Mahmoud Tawalbeh couldn't sit still any longer. The Islamic militant, who believes he is marked for death by Israel, broke off an interview after spotting an Israeli plane hovering over this West Bank town.

An hour later, Tawalbeh's friend and fellow militant, Nazih Abu Sabaa was killed in a car explosion. Palestinian security officials said the bomb in the car was detonated from the plane Tawalbeh had seen earlier.

The explosion went off just 500 yards from where Tawalbeh, 23, had been meeting with a reporter.

In the past 16 months of fighting, Israel has used missiles and bombs to kill dozens of Palestinian militants accused of involvement in attacks on Israelis.

Tawalbeh has every reason to fear what the Israelis call targeted killings.

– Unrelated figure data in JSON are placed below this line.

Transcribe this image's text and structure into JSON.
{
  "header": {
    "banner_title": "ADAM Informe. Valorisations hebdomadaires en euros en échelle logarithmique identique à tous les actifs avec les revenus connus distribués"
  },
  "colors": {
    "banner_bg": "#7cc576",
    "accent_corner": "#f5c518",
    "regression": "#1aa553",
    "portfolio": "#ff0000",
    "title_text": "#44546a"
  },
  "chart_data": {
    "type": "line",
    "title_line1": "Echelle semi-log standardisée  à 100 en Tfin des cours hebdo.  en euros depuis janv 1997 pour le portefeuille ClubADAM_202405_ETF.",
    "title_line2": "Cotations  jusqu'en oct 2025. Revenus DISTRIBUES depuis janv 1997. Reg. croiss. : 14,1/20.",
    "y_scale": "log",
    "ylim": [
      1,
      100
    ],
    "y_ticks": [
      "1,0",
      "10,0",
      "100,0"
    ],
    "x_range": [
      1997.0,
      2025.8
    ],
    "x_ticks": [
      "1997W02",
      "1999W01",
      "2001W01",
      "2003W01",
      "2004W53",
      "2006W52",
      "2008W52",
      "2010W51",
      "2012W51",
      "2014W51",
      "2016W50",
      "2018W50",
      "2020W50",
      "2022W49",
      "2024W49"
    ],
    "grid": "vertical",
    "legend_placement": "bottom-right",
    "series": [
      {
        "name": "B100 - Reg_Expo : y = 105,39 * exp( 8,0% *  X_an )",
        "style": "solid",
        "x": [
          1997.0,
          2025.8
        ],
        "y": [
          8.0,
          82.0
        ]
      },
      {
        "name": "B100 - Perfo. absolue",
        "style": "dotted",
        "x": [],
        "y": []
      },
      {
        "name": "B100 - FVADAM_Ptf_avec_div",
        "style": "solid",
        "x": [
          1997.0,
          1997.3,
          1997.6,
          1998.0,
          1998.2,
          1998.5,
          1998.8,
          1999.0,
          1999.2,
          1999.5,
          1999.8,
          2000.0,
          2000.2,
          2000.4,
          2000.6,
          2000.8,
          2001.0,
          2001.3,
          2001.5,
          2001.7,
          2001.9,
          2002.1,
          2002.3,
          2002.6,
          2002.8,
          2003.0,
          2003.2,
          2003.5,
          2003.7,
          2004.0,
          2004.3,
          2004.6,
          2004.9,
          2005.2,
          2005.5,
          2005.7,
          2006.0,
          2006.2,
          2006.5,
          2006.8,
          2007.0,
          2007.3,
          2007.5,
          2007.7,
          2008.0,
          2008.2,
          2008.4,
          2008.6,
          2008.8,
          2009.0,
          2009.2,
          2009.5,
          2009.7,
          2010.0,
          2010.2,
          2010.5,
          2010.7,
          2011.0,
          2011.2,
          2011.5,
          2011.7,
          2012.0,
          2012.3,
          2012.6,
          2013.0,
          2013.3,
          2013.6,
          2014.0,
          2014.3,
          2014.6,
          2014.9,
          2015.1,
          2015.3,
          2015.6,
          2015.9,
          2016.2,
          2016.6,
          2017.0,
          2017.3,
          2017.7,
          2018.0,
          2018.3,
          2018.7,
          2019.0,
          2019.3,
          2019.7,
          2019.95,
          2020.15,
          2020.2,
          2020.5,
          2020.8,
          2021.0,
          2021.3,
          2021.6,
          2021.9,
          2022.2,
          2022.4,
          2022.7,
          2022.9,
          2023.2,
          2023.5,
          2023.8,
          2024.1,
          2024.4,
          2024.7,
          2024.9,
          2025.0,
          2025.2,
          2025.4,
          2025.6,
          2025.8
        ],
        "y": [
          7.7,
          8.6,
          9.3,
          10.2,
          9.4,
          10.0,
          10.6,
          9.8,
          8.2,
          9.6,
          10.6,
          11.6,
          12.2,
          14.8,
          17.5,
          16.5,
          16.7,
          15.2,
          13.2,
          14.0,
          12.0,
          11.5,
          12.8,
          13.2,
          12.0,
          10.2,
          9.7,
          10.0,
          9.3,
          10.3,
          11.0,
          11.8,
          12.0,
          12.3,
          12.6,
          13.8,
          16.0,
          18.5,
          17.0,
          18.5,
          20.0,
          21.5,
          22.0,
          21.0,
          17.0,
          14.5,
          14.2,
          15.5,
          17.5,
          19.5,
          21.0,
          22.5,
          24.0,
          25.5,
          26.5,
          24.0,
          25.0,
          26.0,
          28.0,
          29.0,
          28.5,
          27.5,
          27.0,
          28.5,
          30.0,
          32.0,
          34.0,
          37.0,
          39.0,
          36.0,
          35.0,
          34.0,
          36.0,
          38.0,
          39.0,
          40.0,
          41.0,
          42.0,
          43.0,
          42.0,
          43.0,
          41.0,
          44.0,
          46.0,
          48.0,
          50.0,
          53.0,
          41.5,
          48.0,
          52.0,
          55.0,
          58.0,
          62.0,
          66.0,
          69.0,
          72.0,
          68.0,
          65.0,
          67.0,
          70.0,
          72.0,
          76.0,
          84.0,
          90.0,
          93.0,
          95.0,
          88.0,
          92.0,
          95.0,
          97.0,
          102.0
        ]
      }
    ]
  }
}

The Palestinians say they are assassinations.

Since fighting broke out in September 2000, Tawalbeh, a local leader of the Islamic Jihad group, has sent more than a dozen gunmen and suicide bombers to Israel, including his younger brother Morad, 22, who was intercepted and killed by Israeli security forces shortly before he was to carry out a suicide bombing.

For his interview with The Associated Press, Tawalbeh switched venues several times before finally turning up hours late, flanked by bodyguards and disguised as a Palestinian policeman.

In the Jenin area, Tawalbeh is the successor of Islamic Jihad leader Iyad Hardan, who was killed in April when he picked up a booby-trapped phone.

Tawalbeh is filled with a desperate urgency to inflict as much damage on Israel as possible. Asked what would prompt him to lay down his arms, he said: "Only death can stop me."

Tawalbeh is unrepentant, even about sending his brother to his death. "It was hard, but I feel really strongly about it," Tawalbeh said of his brother's suicide mission. "I'm the leader, I can't send others and save my brother."

A thin, slightly built man with dark features, Tawalbeh said he joined Islamic Jihad after violence broke out in September 2000. Watching his friends being killed in fighting made him "very desperate to do something."

He recalled an explosion last year which killed two members of the Al Aqsa Brigades, a militia affiliated with Palestinian leader Yasser Arafat's Fatah movement.

Tawalbeh said he had been speaking to them only moments earlier. "I was the first one who saw them, I saw their bodies burning, I couldn't help them, I lost my mind," Tawalbeh said.

The popularity of radical Islamic groups has soared in the past 16 months, as Israel has blockaded several Palestinian towns.

Palestinians angrily attacked Palestinian security headquarters in Jenin when they heard Tawalbeh had been arrested and placed in a Nablus jail several months ago. He was released two weeks ago, during an Israeli air strike.

There is no room for compromise or peace with Israel, Tawalbeh said.

Addressing Israelis, he said: "If you want peace, go back to the United States, or the lands you came from."

"This is the only way we can make peace with the Israelis."